Aber sie hatte keinen Grund zur Sorge, denn in der Nähe gab es viel attraktivere Waren zu erwerben. Ich hatte mich im Hintergrund gehalten und dem Gespräch der Mädchen von der Erde gelauscht. Jetzt wollte ich weitergehen. Es war Zeit, das große Zelt aufzusuchen. Da entdeckte ich einige Plattformen entfernt den Mann aus der Polarregion. Er beschaute sich die zur Schau gestellten Mädchen. Über seiner Schulter trug er das grob geflochtene Seil.
»Schaut«, hörte ich einen Mann sagen, »dort kommt Tabron aus Ar.«
Ich drehte mich um. Ein Tarnkämpfer, der in das rote Leder seiner Kämpferkaste gekleidet war, schritt energisch durch den Gang. Beiläufig blieb er vor den vier Mädchen stehen.

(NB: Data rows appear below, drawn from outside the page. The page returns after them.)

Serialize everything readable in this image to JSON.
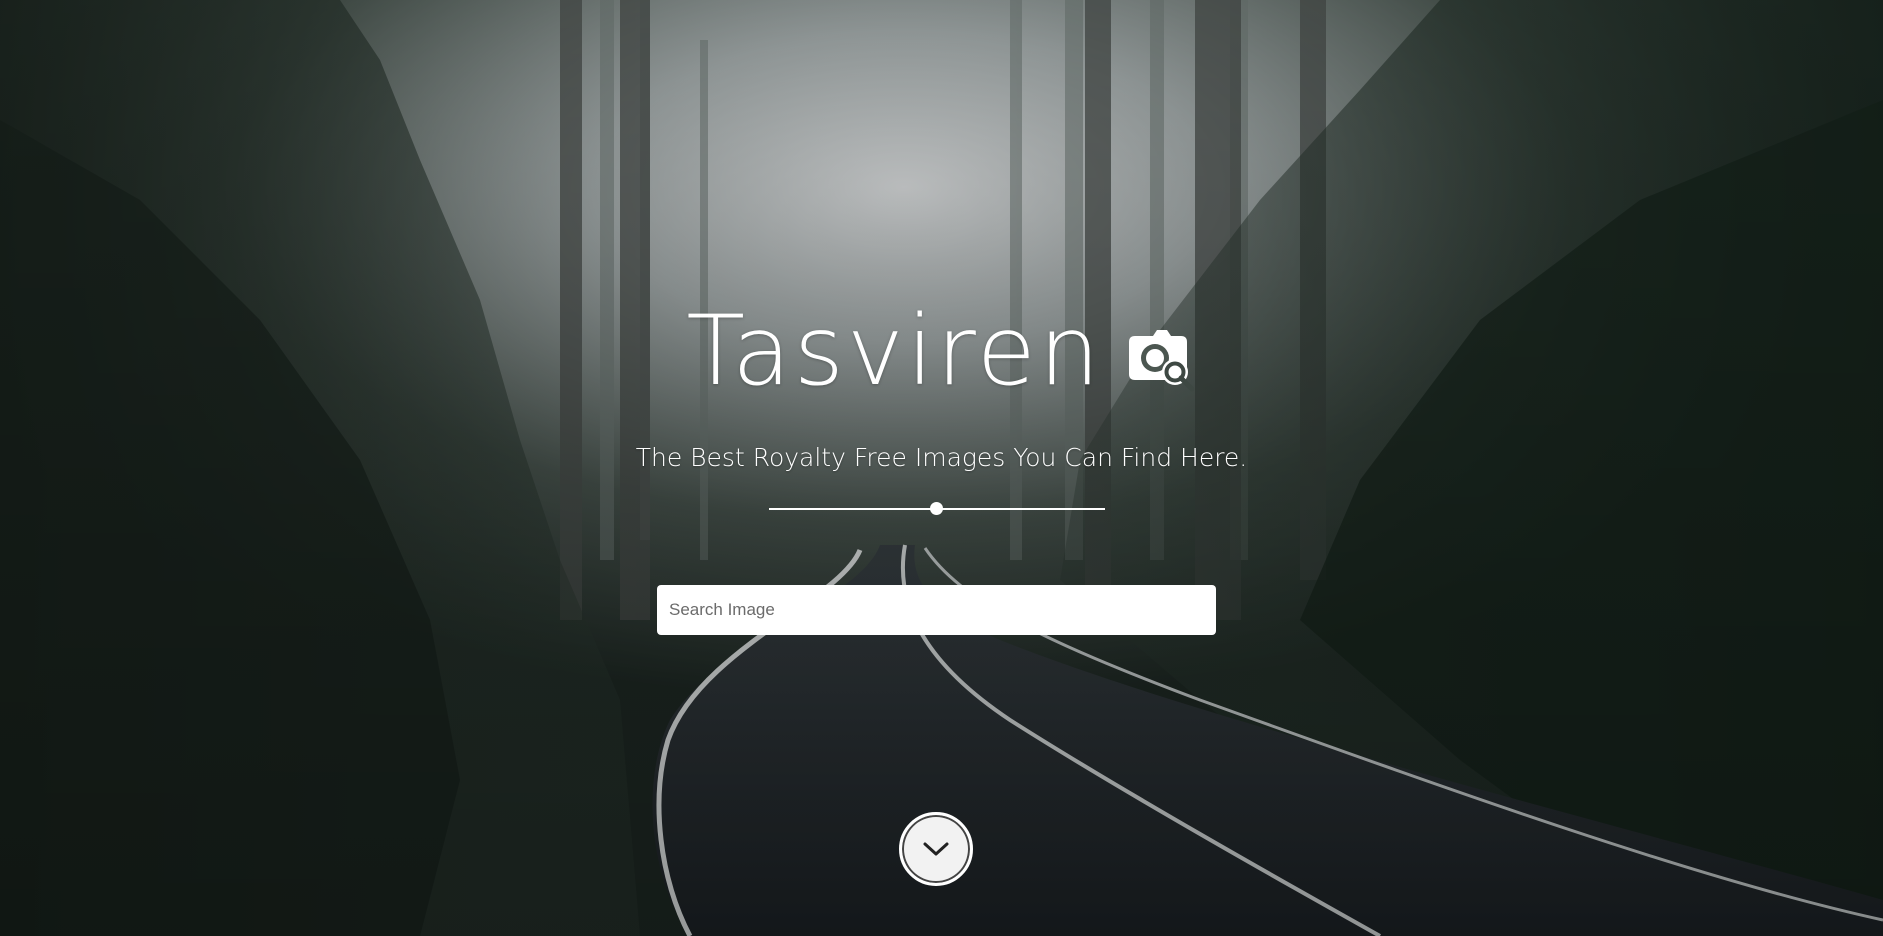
{
  "hero": {
    "title": "Tasviren",
    "subtitle": "The Best Royalty Free Images You Can Find Here.",
    "background_image": "misty-forest-road-photo"
  },
  "search": {
    "placeholder": "Search Image",
    "value": ""
  },
  "icons": {
    "logo_icon": "camera-search-icon",
    "scroll_icon": "chevron-down-icon"
  },
  "colors": {
    "text": "#ffffff",
    "search_bg": "#ffffff",
    "scroll_button_bg": "#f2f2f2"
  }
}
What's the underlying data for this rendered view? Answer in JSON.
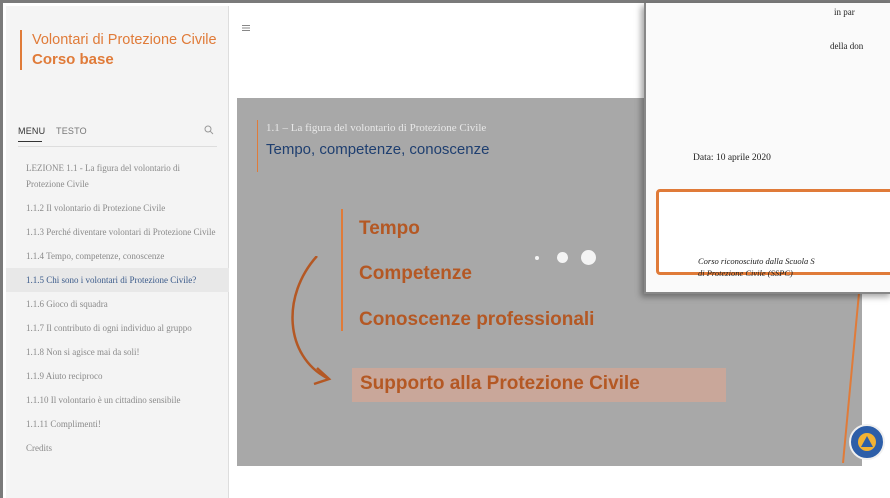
{
  "sidebar": {
    "course_title": "Volontari di Protezione Civile",
    "course_subtitle": "Corso base",
    "tab_menu": "MENU",
    "tab_text": "TESTO",
    "items": [
      {
        "label": "LEZIONE 1.1 - La figura del volontario di Protezione Civile"
      },
      {
        "label": "1.1.2 Il volontario di Protezione Civile"
      },
      {
        "label": "1.1.3 Perché diventare volontari di Protezione Civile"
      },
      {
        "label": "1.1.4 Tempo, competenze, conoscenze"
      },
      {
        "label": "1.1.5 Chi sono i volontari di Protezione Civile?"
      },
      {
        "label": "1.1.6 Gioco di squadra"
      },
      {
        "label": "1.1.7 Il contributo di ogni individuo al gruppo"
      },
      {
        "label": "1.1.8 Non si agisce mai da soli!"
      },
      {
        "label": "1.1.9 Aiuto reciproco"
      },
      {
        "label": "1.1.10 Il volontario è un cittadino sensibile"
      },
      {
        "label": "1.1.11 Complimenti!"
      },
      {
        "label": "Credits"
      }
    ]
  },
  "slide": {
    "subtitle": "1.1 – La figura del volontario di Protezione Civile",
    "title": "Tempo, competenze, conoscenze",
    "keywords": [
      "Tempo",
      "Competenze",
      "Conoscenze professionali"
    ],
    "highlight": "Supporto alla Protezione Civile"
  },
  "document": {
    "line1": "in par",
    "line2": "della don",
    "date": "Data: 10 aprile 2020",
    "box_text_1": "Corso riconosciuto dalla Scuola S",
    "box_text_2": "di Protezione Civile (SSPC)"
  },
  "colors": {
    "accent": "#e07b39",
    "title_blue": "#1f3f70",
    "slide_bg": "#a8a8a8",
    "keyword": "#b45824"
  },
  "icons": {
    "hamburger": "menu-icon",
    "search": "search-icon",
    "logo": "protezione-civile-logo"
  }
}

Die Blondine fuhr zurück, als sein Blick sie musterte. Das dunkelhaarige Mädchen richtete sich zu meiner Überraschung auf und bot sich ungeniert seinen Blicken dar. Dann schaute er an ihr vorbei auf die anderen beiden Mädchen und ging weiter.
»Ich habe gesehen, was du getan hast!« rief das vierte Mädchen an der Kette.
»War das nicht ein Prachtkerl?« fragte die Dunkelhaarige und setzte nach kurzem Zögern hinzu: »Und ich bin Sklavin.«
»Er hat dich aber nicht gekauft!« höhnte das dritte Mädchen.